Porém, há um Midrash (parte da Torá Oral) que traz outros motivos para a morte de Nadav e Avihu. De acordo com uma opinião, eles morreram por terem tomado uma decisão sem consultar seu professor, Moshé Rabeinu. De acordo com uma segunda opinião, eles morreram porque entraram no Mishkan para servir a D’us embriagados, após terem bebido vinho. E de acordo com uma terceira opinião, eles morreram porque haviam decidido não se casar e, consequentemente, não ter filhos.

Deste Midrash ficam duas dúvidas. Em primeiro lugar, por que o Midrash traz motivos tão diferentes daquele explicitamente escrito na Torá, de que a morte de Nadav e Avihu foi consequência deles terem oferecido um incenso que D’us não havia comandado? E por o Midrash apresenta opiniões aparentemente tão desconectadas entre si?

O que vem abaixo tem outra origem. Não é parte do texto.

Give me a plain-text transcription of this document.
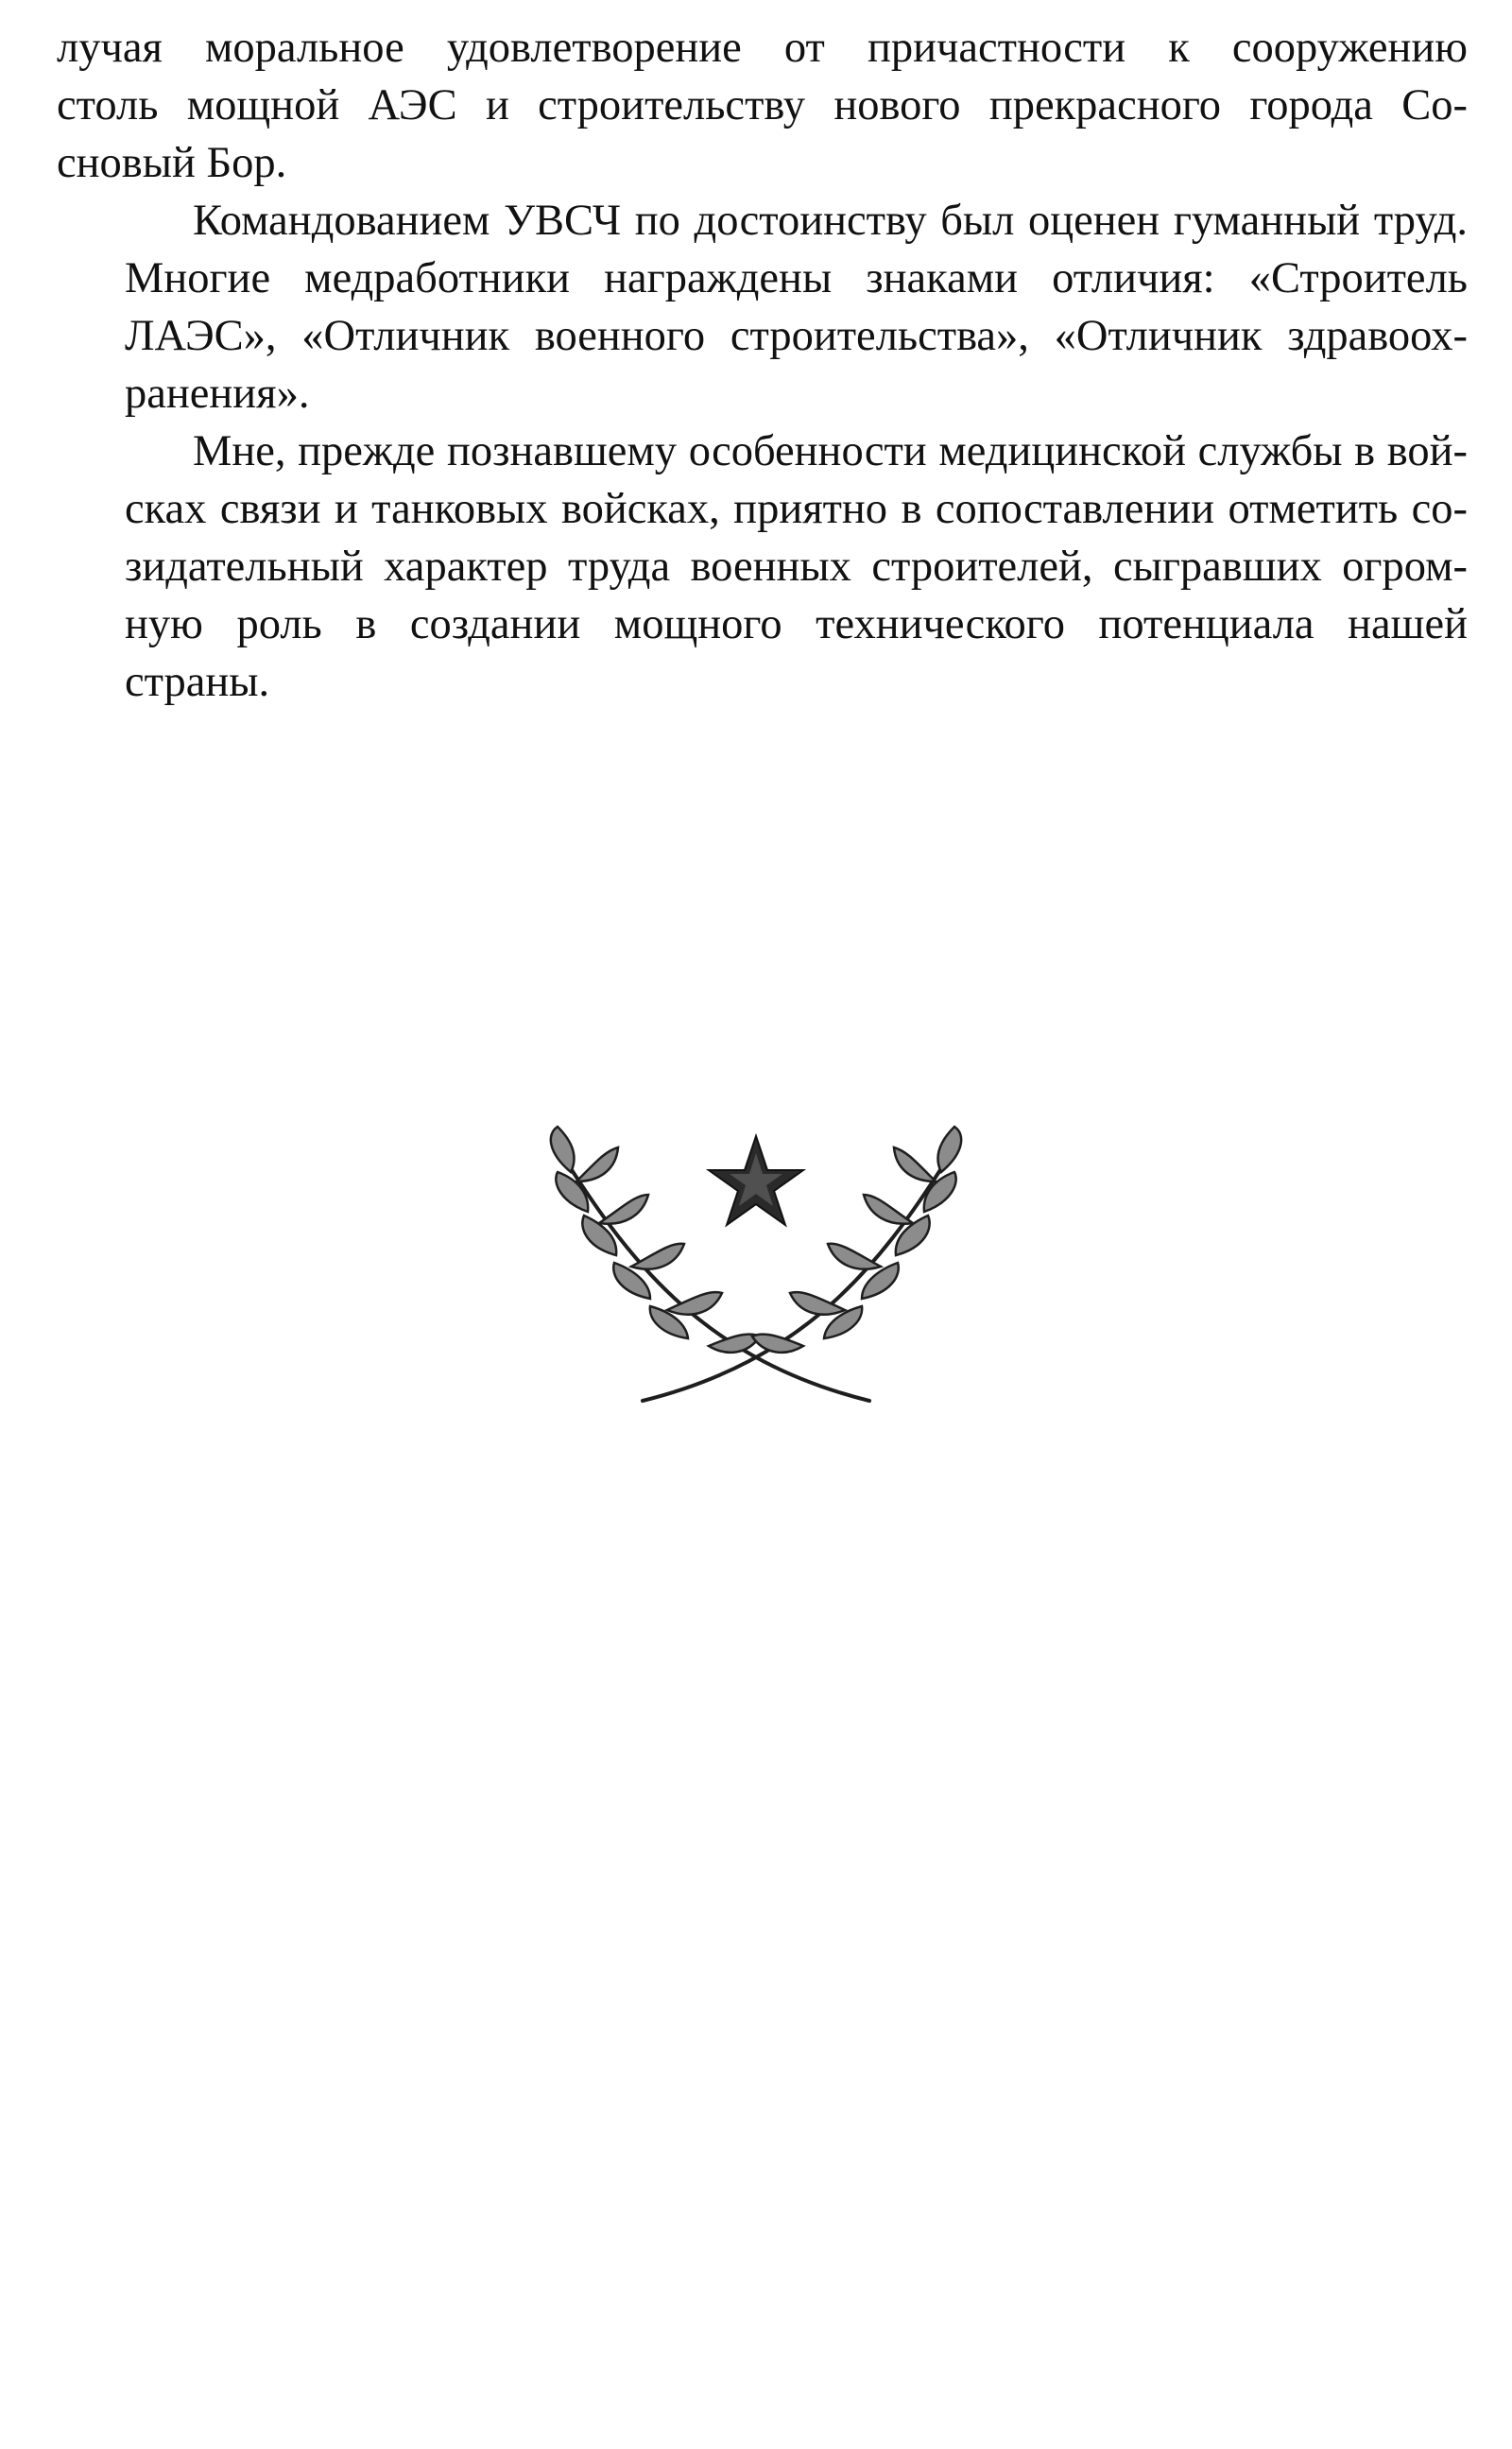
лучая моральное удовлетворение от причастности к сооружению
столь мощной АЭС и строительству нового прекрасного города Со-
сновый Бор.

Командованием УВСЧ по достоинству был оценен гуманный труд.
Многие медработники награждены знаками отличия: «Строитель
ЛАЭС», «Отличник военного строительства», «Отличник здравоох-
ранения».

Мне, прежде познавшему особенности медицинской службы в вой-
сках связи и танковых войсках, приятно в сопоставлении отметить со-
зидательный характер труда военных строителей, сыгравших огром-
ную роль в создании мощного технического потенциала нашей
страны.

Responde o Rav Moshe Schreiber (Alemanha, 1762 - Áustria, 1839), mais conhecido como Chatam Sofer, que as causas apontadas pelo Midrash não estão desconectadas entre si, pois são todas consequências de um único erro: o fato de Nadav e Avihu terem decidido não se casar e não ter filhos. Mas isto foi um erro tão grave? E como este erro se relaciona com os outros erros, mencionados na Torá e no Midrash?

Existem na Torá muitas Mitzvót relacionadas com a necessidade de honrar as pessoas, como a Mitzvá de honrar os pais e a Mitzvá de honrar nossos professores. Há também Mitzvót relacionadas com a necessidade de honrar D’us, como as leis de comportamento dentro do Mishkan e, atualmente, as leis de conduta dentro da sinagoga. Mas como desenvolvemos esta sensibilidade em relação à importância de respeitar as pessoas e D’us? Explica o Chatam Sofer que uma das formas é através da convivência com os nossos próprios filhos. Por exemplo, quando um pai é desrespeitado pelo seu filho, ele sente o quanto a falta de respeito é incômoda. Isto ajuda a pessoa a refletir e a internalizar a importância de respeitar os pais, professores e, acima de tudo, D’us.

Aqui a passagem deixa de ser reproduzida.